A sound source of frequency 170Hz is placed near a wall. A man walking from the source towards the wall. Find that there is a periodic rise and fall of sound intensity?
first, what's the wavelength?
Is it long enough to notice variations?
The phenomenon you are describing is known as the Doppler effect. It refers to the change in frequency (and thus, pitch) of a sound wave as heard by an observer when there is relative motion between the source of the sound and the observer.
In this case, as the man walks towards the wall, he is moving towards the sound source. This movement causes the sound waves emitted by the source to be "compressed" (i.e., the wavelength decreases) in front of the moving man and "stretched" (i.e., the wavelength increases) behind him.

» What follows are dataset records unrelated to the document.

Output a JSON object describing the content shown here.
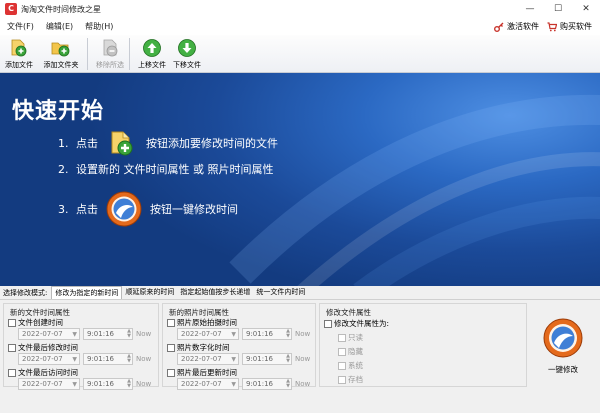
{
  "window": {
    "title": "淘淘文件时间修改之星",
    "minimize": "—",
    "maximize": "☐",
    "close": "✕"
  },
  "menu": {
    "items": [
      "文件(F)",
      "编辑(E)",
      "帮助(H)"
    ],
    "activate_label": "激活软件",
    "buy_label": "购买软件"
  },
  "toolbar": {
    "add_file": "添加文件",
    "add_folder": "添加文件夹",
    "remove_selected": "移除所选",
    "move_up": "上移文件",
    "move_down": "下移文件"
  },
  "guide": {
    "title": "快速开始",
    "step1_num": "1.",
    "step1_pre": "点击",
    "step1_post": "按钮添加要修改时间的文件",
    "step2_num": "2.",
    "step2_text": "设置新的 文件时间属性 或 照片时间属性",
    "step3_num": "3.",
    "step3_pre": "点击",
    "step3_post": "按钮一键修改时间"
  },
  "tabs": {
    "label": "选择修改模式:",
    "items": [
      "修改为指定的新时间",
      "顺延原来的时间",
      "指定起始值按步长递增",
      "统一文件内时间"
    ],
    "active_index": 0
  },
  "file_time": {
    "title": "新的文件时间属性",
    "created_label": "文件创建时间",
    "modified_label": "文件最后修改时间",
    "accessed_label": "文件最后访问时间",
    "date": "2022-07-07",
    "time": "9:01:16",
    "now": "Now"
  },
  "photo_time": {
    "title": "新的照片时间属性",
    "taken_label": "照片原始拍摄时间",
    "digitized_label": "照片数字化时间",
    "updated_label": "照片最后更新时间",
    "date": "2022-07-07",
    "time": "9:01:16",
    "now": "Now"
  },
  "attributes": {
    "title": "修改文件属性",
    "toggle_label": "修改文件属性为:",
    "readonly": "只读",
    "hidden": "隐藏",
    "system": "系统",
    "archive": "存档"
  },
  "action": {
    "one_click_label": "一键修改"
  },
  "colors": {
    "guide_bg": "#1b4a99",
    "guide_accent": "#4e8fe3"
  }
}
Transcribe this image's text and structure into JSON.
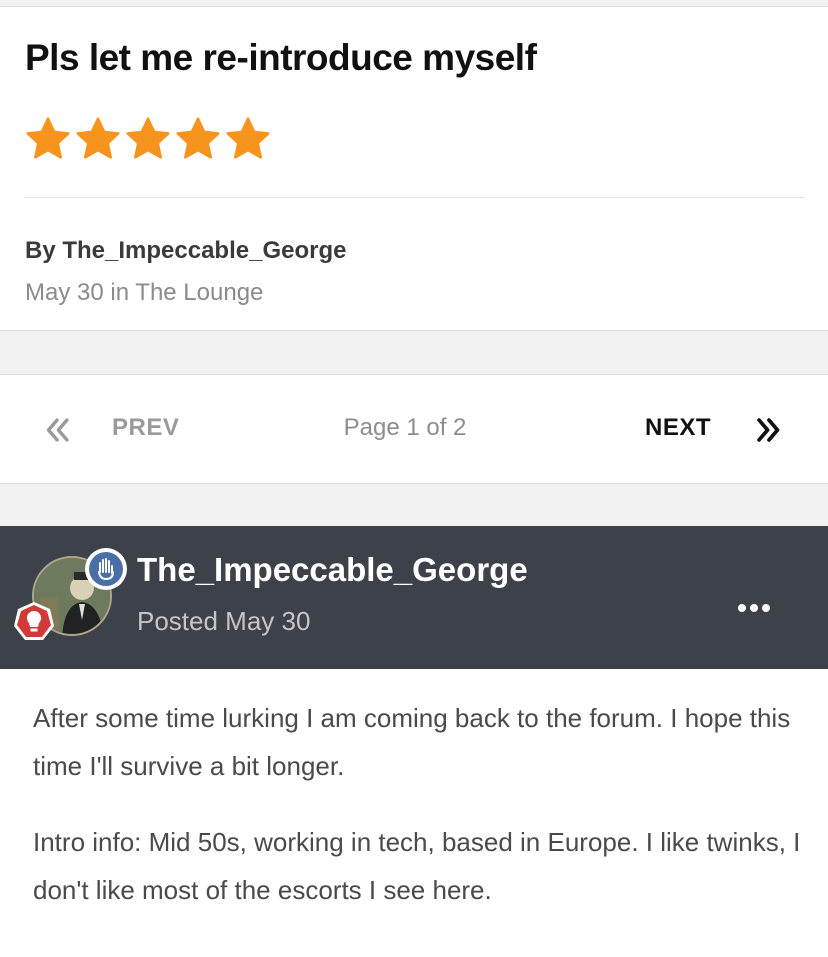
{
  "topic": {
    "title": "Pls let me re-introduce myself",
    "rating": {
      "value": 5,
      "max": 5,
      "star_color": "#f7941d"
    },
    "author_line": "By The_Impeccable_George",
    "meta_line": "May 30 in The Lounge"
  },
  "pagination": {
    "first_icon": "double-chevron-left-icon",
    "prev_label": "PREV",
    "status": "Page 1 of 2",
    "next_label": "NEXT",
    "last_icon": "double-chevron-right-icon"
  },
  "post": {
    "author": "The_Impeccable_George",
    "posted": "Posted May 30",
    "header_color": "#3d4149",
    "badges": [
      "hand-badge-icon",
      "lightbulb-rank-icon"
    ],
    "menu_icon": "more-horizontal-icon",
    "paragraphs": [
      "After some time lurking I am coming back to the forum. I hope this time I'll survive a bit longer.",
      "Intro info: Mid 50s, working in tech, based in Europe. I like twinks, I don't like most of the escorts I see here."
    ]
  }
}
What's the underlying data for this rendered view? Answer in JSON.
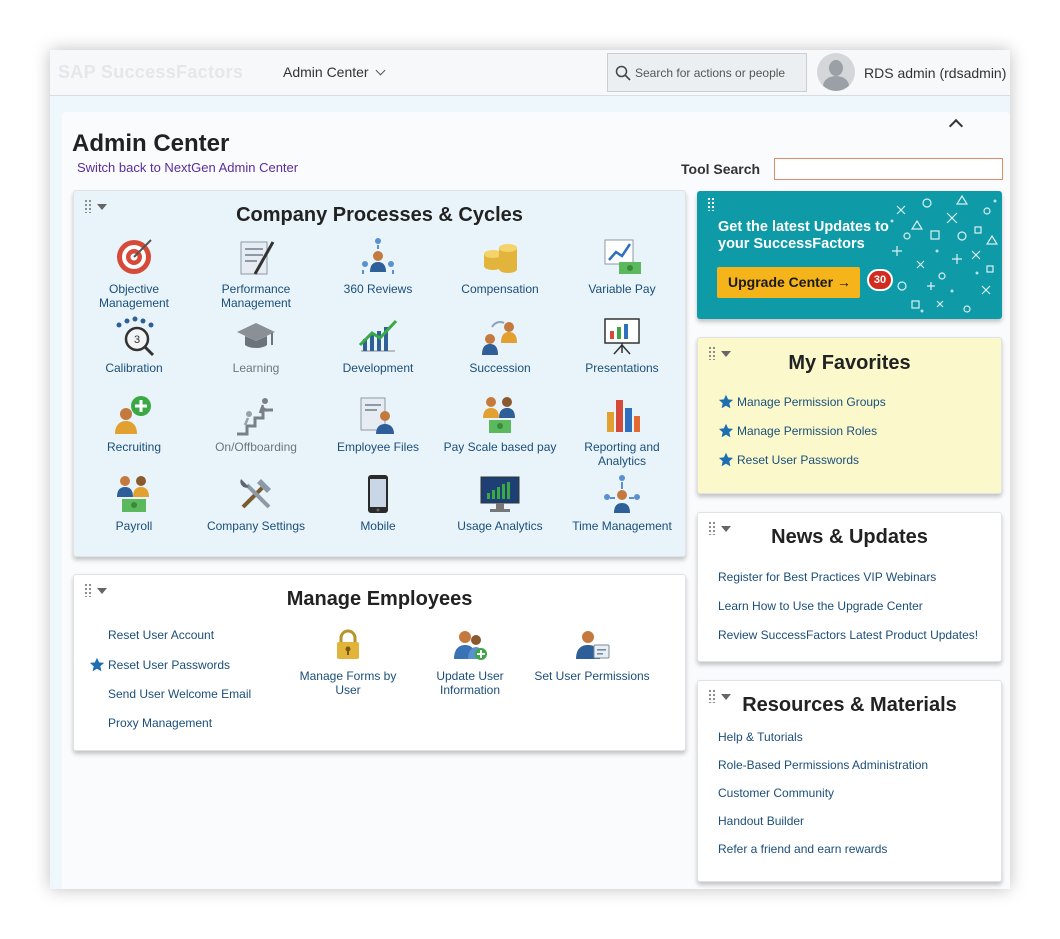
{
  "header": {
    "logo": "SAP SuccessFactors",
    "module": "Admin Center",
    "search_placeholder": "Search for actions or people",
    "user": "RDS admin (rdsadmin)"
  },
  "page": {
    "title": "Admin Center",
    "switch_link": "Switch back to NextGen Admin Center",
    "tool_search_label": "Tool Search",
    "tool_search_value": ""
  },
  "processes": {
    "title": "Company Processes & Cycles",
    "items": [
      {
        "label": "Objective Management",
        "icon": "target-icon"
      },
      {
        "label": "Performance Management",
        "icon": "document-pen-icon"
      },
      {
        "label": "360 Reviews",
        "icon": "people-circle-icon"
      },
      {
        "label": "Compensation",
        "icon": "coins-icon"
      },
      {
        "label": "Variable Pay",
        "icon": "chart-money-icon"
      },
      {
        "label": "Calibration",
        "icon": "magnifier-people-icon"
      },
      {
        "label": "Learning",
        "icon": "graduation-cap-icon"
      },
      {
        "label": "Development",
        "icon": "growth-people-icon"
      },
      {
        "label": "Succession",
        "icon": "succession-icon"
      },
      {
        "label": "Presentations",
        "icon": "presentation-board-icon"
      },
      {
        "label": "Recruiting",
        "icon": "add-person-icon"
      },
      {
        "label": "On/Offboarding",
        "icon": "stairs-icon"
      },
      {
        "label": "Employee Files",
        "icon": "employee-file-icon"
      },
      {
        "label": "Pay Scale based pay",
        "icon": "people-money-icon"
      },
      {
        "label": "Reporting and Analytics",
        "icon": "bar-chart-icon"
      },
      {
        "label": "Payroll",
        "icon": "payroll-icon"
      },
      {
        "label": "Company Settings",
        "icon": "tools-icon"
      },
      {
        "label": "Mobile",
        "icon": "mobile-phone-icon"
      },
      {
        "label": "Usage Analytics",
        "icon": "monitor-chart-icon"
      },
      {
        "label": "Time Management",
        "icon": "time-people-icon"
      }
    ]
  },
  "employees": {
    "title": "Manage Employees",
    "links": [
      "Reset User Account",
      "Reset User Passwords",
      "Send User Welcome Email",
      "Proxy Management"
    ],
    "tiles": [
      "Manage Forms by User",
      "Update User Information",
      "Set User Permissions"
    ]
  },
  "banner": {
    "text": "Get the latest Updates to your SuccessFactors",
    "button": "Upgrade Center",
    "badge": "30"
  },
  "favorites": {
    "title": "My Favorites",
    "items": [
      "Manage Permission Groups",
      "Manage Permission Roles",
      "Reset User Passwords"
    ]
  },
  "news": {
    "title": "News & Updates",
    "items": [
      "Register for Best Practices VIP Webinars",
      "Learn How to Use the Upgrade Center",
      "Review SuccessFactors Latest Product Updates!"
    ]
  },
  "resources": {
    "title": "Resources & Materials",
    "items": [
      "Help & Tutorials",
      "Role-Based Permissions Administration",
      "Customer Community",
      "Handout Builder",
      "Refer a friend and earn rewards"
    ]
  },
  "colors": {
    "accent": "#0e9aa7",
    "link": "#1b4e7a",
    "button": "#f4b41a",
    "badge": "#d22b1f",
    "favorites_bg": "#fbf9cc"
  }
}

As a result, the frequency of the sound waves perceived by the man increases as he approaches the wall and decreases as he moves away from it. This change in frequency leads to a periodic rise and fall of sound intensity, created by the variations in the compression and stretching of the sound waves.
To calculate the exact frequency and intensity variations, we need to know the man's velocity relative to the source of the sound and the speed of sound in the medium. Once these values are known, we can apply the formula for the Doppler effect to determine the resulting changes in frequency and intensity.
The formula for the Doppler effect relating the observed frequency (f') to the emitted frequency (f), the velocity of the source (v), the velocity of the observer (u), and the speed of sound (c) is as follows:
f' = f × (c + u) / (c + v)
By substituting the given values into this equation, you can calculate the observed frequency at different positions of the man relative to the wall. The intensity of the sound wave, however, depends on factors such as distance and the spreading of the wave, and would need additional information to be accurately calculated.